Capital é mais perigosa que Rio e São Paulo para essa parcela da população. As regiões de maior incidência de crimes do tipo são a Granja de Freitas, Barreiro e Aglomerado da Serra
por Gustavo Werneck e Junia Oliveira, em Estado de Minas
Duplamente vulneráveis: se a juventude já é uma época da vida considerada mais suscetível a mortes violentas em países como o Brasil, jovens negros estão ainda mais expostos ao risco. É o que mostra relatório feito pela primeira vez em Belo Horizonte, indicando que 70% das pessoas assassinadas na capital na faixa dos 15 aos 29 anos são negras. As regiões de maior incidência de crimes do tipo são a Granja de Freitas e o Bairro Taquaril, no Leste da capital, áreas da Região do Barreiro e o Aglomerado da Serra, na Centro-Sul. “São mortes evitáveis, um potencial de vida desperdiçado pela negligência do poder público e indiferença da sociedade”, ressaltou, ontem, a presidente da Comissão Especial de Estudo do Genocídio da Juventude Negra e Pobre da Câmara Municipal, vereadora Áurea Carolina (Psol), ao citar dados do trabalho que teve a participação do professor doutor Rodrigo Ednilson de Jesus, da Faculdade de Educação da Universidade Federal de Minas Gerais (UFMG).
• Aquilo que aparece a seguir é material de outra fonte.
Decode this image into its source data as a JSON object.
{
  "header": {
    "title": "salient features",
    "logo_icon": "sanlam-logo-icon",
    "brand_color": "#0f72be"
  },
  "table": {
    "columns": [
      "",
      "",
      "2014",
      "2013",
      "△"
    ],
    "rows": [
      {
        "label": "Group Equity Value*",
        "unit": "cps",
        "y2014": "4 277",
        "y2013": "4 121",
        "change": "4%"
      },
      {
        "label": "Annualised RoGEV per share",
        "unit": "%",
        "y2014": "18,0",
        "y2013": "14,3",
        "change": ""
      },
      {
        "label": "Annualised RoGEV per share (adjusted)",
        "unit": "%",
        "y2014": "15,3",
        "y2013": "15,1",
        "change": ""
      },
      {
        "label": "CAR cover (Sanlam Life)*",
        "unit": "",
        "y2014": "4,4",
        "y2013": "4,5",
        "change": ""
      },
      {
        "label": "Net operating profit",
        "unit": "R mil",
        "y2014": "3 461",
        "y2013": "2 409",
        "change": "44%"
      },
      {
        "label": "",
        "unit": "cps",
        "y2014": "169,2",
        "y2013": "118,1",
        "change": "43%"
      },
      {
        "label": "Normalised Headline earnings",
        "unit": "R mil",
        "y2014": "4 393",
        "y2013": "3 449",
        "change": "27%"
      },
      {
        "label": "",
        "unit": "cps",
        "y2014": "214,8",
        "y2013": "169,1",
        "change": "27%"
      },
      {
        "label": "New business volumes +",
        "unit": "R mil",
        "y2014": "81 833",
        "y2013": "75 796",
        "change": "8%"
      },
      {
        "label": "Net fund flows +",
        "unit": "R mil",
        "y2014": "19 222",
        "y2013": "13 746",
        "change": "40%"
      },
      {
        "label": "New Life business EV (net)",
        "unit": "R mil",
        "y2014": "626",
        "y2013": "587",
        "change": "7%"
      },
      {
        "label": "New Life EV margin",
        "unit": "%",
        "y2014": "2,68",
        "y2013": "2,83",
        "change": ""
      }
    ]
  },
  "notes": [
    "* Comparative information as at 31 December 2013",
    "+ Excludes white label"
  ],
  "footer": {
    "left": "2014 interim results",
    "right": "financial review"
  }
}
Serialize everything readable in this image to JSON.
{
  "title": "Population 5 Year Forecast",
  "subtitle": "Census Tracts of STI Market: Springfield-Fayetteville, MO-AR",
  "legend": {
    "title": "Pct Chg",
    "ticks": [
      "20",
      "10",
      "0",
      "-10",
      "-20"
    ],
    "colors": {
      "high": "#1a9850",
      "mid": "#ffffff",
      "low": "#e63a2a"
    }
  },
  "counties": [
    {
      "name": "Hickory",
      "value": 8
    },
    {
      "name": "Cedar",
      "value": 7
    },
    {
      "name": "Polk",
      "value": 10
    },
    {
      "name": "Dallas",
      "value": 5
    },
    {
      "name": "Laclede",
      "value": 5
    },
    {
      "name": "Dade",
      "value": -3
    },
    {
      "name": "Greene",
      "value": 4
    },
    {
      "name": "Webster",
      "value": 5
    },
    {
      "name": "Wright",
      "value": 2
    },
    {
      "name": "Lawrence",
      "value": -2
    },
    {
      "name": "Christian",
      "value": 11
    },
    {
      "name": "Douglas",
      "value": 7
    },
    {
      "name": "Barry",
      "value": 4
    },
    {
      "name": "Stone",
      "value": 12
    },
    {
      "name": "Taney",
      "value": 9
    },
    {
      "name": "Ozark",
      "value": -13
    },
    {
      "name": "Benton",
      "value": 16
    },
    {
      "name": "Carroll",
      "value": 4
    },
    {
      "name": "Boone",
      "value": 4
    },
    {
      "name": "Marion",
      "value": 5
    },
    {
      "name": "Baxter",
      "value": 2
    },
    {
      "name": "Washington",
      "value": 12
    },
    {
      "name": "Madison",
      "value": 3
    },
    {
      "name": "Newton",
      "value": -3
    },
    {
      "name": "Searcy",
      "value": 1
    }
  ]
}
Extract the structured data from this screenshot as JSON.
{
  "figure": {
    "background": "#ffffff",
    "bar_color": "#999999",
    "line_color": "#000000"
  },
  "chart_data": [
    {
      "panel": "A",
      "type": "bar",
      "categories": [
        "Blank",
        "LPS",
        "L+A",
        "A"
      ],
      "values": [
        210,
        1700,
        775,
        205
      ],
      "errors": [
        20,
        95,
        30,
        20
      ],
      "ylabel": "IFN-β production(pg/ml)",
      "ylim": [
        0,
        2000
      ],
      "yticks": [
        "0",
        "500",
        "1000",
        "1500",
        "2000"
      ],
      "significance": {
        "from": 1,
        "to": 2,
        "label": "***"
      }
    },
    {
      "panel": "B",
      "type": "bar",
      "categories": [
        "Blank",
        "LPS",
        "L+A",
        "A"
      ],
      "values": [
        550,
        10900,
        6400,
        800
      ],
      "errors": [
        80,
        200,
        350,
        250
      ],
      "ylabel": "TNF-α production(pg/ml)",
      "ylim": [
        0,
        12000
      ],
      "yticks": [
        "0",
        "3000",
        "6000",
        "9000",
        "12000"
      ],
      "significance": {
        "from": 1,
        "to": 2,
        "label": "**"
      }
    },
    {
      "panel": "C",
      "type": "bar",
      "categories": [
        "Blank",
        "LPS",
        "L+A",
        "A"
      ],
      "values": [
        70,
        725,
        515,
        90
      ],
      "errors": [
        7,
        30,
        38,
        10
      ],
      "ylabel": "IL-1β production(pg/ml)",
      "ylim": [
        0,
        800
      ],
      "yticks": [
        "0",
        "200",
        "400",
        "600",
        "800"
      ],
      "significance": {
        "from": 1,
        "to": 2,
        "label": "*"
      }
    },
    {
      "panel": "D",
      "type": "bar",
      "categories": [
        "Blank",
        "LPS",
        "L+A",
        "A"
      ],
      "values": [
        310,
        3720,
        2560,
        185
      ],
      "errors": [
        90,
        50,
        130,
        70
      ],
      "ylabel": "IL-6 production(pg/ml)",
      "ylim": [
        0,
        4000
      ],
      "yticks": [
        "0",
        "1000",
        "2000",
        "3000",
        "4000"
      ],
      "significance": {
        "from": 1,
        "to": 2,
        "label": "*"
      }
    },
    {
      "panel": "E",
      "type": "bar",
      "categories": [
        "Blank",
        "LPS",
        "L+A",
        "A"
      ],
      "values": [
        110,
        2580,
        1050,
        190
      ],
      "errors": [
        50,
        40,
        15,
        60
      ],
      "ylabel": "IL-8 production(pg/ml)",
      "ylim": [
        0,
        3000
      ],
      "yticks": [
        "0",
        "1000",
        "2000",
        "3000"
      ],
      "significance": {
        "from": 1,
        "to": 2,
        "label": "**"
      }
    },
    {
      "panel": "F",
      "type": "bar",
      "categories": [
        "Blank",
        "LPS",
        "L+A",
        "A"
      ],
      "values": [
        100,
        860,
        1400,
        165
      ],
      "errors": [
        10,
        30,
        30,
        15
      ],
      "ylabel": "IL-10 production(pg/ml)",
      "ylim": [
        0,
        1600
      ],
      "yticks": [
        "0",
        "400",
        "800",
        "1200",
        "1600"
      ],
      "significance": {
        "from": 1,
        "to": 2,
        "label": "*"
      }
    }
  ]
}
Segundo a parlamentar, o relatório traz uma série de dados e informações sobre a situação de genocídio da população jovem negra em BH, fazendo da cidade a 11ª capital que mais mata jovens negros em todo o país. Os números se referem a 2010, ano do último levantamento sobre a violência homicida, que se tornou uma realidade em todo o país, e mostram a capital mineira à frente dos municípios do Rio de Janeiro (20ª) e São Paulo (27ª). De acordo com o levantamento, a mais letal para esse grupo populacional é Maceió (AL) (veja quadro). “Nosso estudo resulta de uma série de reuniões, incluindo participantes de movimentos sociais, universidades e outras instituições, e mostra a matança de negros e de pobres. Por isso, dizemos que há uma seletividade do homicídio, com as armas de fogo em primeiro lugar nas mortes violentas.”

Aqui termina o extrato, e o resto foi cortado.